A Boy’s Trip to Europe, 1869
In 1869, 16-year-old Israel Pardee left his home in Hazleton, Pennsylvania, for a one-year educational journey through Europe, accompanied by his younger sister Anne. Israel (known in the family as Izzie) was Bessie McKee’s older brother and became Marjorie Van Wickle’s favorite Uncle. Izzie and Anne had joined the family of their father’s friend, Dr. William C. Cattell, President of Lafayette University, for the trip. Dr. Cattell was studying teaching methods in the polytechnic schools and colleges throughout Europe, and his wife Elizabeth went along to care for their two sons, Harry and Jimmy, as well as Israel and Anne. Mrs. Cattell supervised lessons for all the children, and helped organize visits to all the important sites of Europe.

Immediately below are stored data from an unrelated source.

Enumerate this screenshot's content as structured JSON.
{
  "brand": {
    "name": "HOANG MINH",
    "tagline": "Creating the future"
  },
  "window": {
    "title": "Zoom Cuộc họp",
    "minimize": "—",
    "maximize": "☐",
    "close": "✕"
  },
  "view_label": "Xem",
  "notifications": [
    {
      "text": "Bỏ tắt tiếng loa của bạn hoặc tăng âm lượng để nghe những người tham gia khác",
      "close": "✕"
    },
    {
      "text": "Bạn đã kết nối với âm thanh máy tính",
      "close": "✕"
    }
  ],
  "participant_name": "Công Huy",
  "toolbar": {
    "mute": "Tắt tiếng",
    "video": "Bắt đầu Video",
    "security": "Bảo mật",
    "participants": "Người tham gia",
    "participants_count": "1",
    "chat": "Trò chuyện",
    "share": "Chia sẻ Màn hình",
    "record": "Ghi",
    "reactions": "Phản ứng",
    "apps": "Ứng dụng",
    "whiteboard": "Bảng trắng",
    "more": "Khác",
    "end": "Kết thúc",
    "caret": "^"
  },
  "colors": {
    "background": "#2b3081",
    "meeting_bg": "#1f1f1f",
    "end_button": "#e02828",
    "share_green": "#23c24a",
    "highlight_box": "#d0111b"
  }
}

During his trip, Izzy wrote in his diary every day, and called it “A Boy’s Trip to Europe, 1869.” He collected plant material and pasted his specimens into a leather-bound album. He particularly enjoyed the visit to Oxford, “We went to nearly all the colleges,” and then on to Warwick Castle where he saw “beautiful trees and ferns, ivy hanging down the sides and the rocks all overgrown with moss, so that it is most charming.”
In his spare time, Izzie read, collected stamps, and arranged his plant specimens into beautiful, artistic arrangements: “August 7th. I read a little of ‘Kenilworth’ novel by Scott and marked out our route on my map. I put my flowers and leaves into my scrap book, all my stamps in my book, etc.”

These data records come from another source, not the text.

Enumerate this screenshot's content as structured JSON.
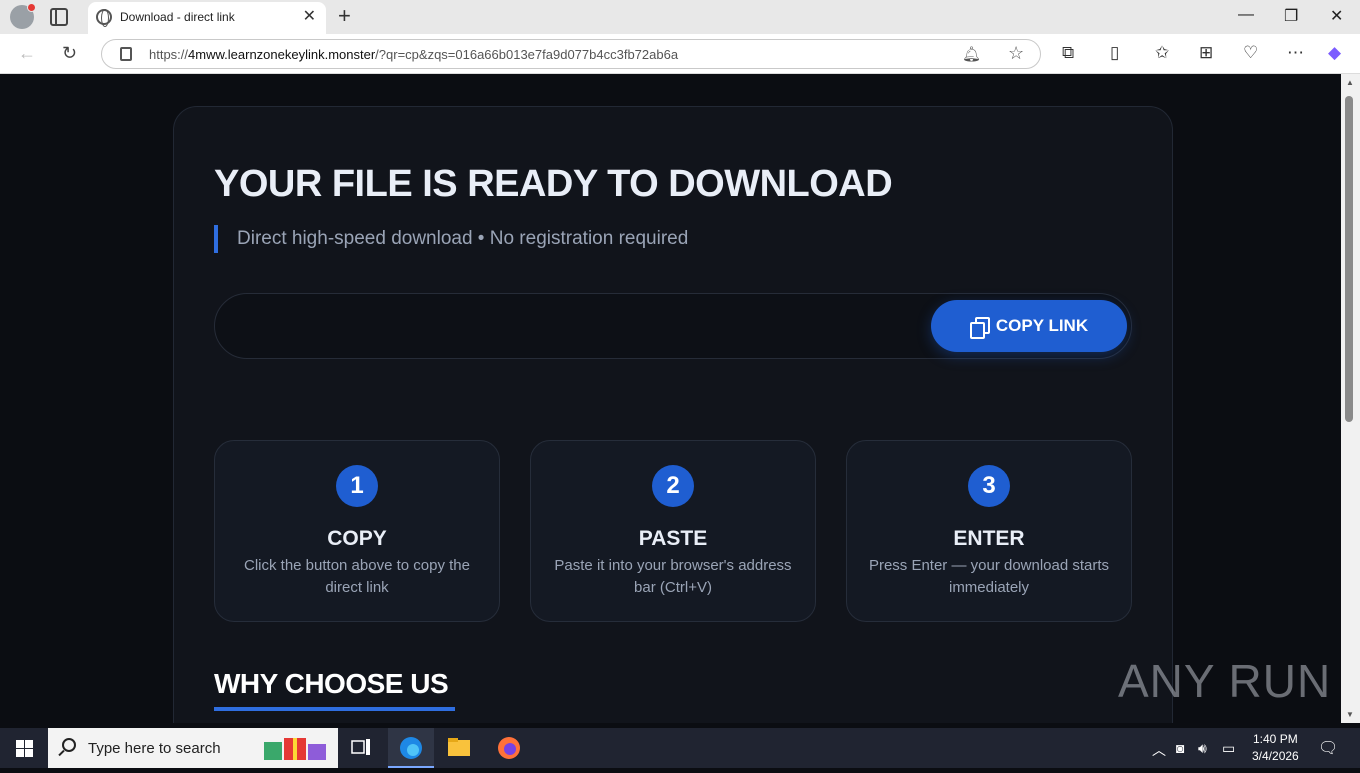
{
  "browser": {
    "tab_title": "Download - direct link",
    "url_prefix": "https://",
    "url_domain": "4mww.learnzonekeylink.monster",
    "url_rest": "/?qr=cp&zqs=016a66b013e7fa9d077b4cc3fb72ab6a"
  },
  "page": {
    "headline": "YOUR FILE IS READY TO DOWNLOAD",
    "subtitle": "Direct high-speed download • No registration required",
    "copy_button": "COPY LINK",
    "steps": [
      {
        "number": "1",
        "title": "COPY",
        "desc": "Click the button above to copy the direct link"
      },
      {
        "number": "2",
        "title": "PASTE",
        "desc": "Paste it into your browser's address bar (Ctrl+V)"
      },
      {
        "number": "3",
        "title": "ENTER",
        "desc": "Press Enter — your download starts immediately"
      }
    ],
    "why_heading": "WHY CHOOSE US",
    "accent_color": "#1f5ed1"
  },
  "watermark": "ANY RUN",
  "taskbar": {
    "search_placeholder": "Type here to search",
    "time": "1:40 PM",
    "date": "3/4/2026"
  }
}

When Marjorie Van Wickle took her own “Grand Tour” in 1903, she followed the almost identical itinerary as her Uncle had 34 years earlier, and many of her observations on important places echo his.
The album, (stamped on the front cover in gold letters “PARDEE”), and a copy of Izzie’s 300-page diary are on temporary display at Blithewold, in Marjorie’s bedroom. The album is on loan from the Hazleton Historical Society. The copy of Israel’s diary is displayed courtesy of the Skillman Library at Lafayette University.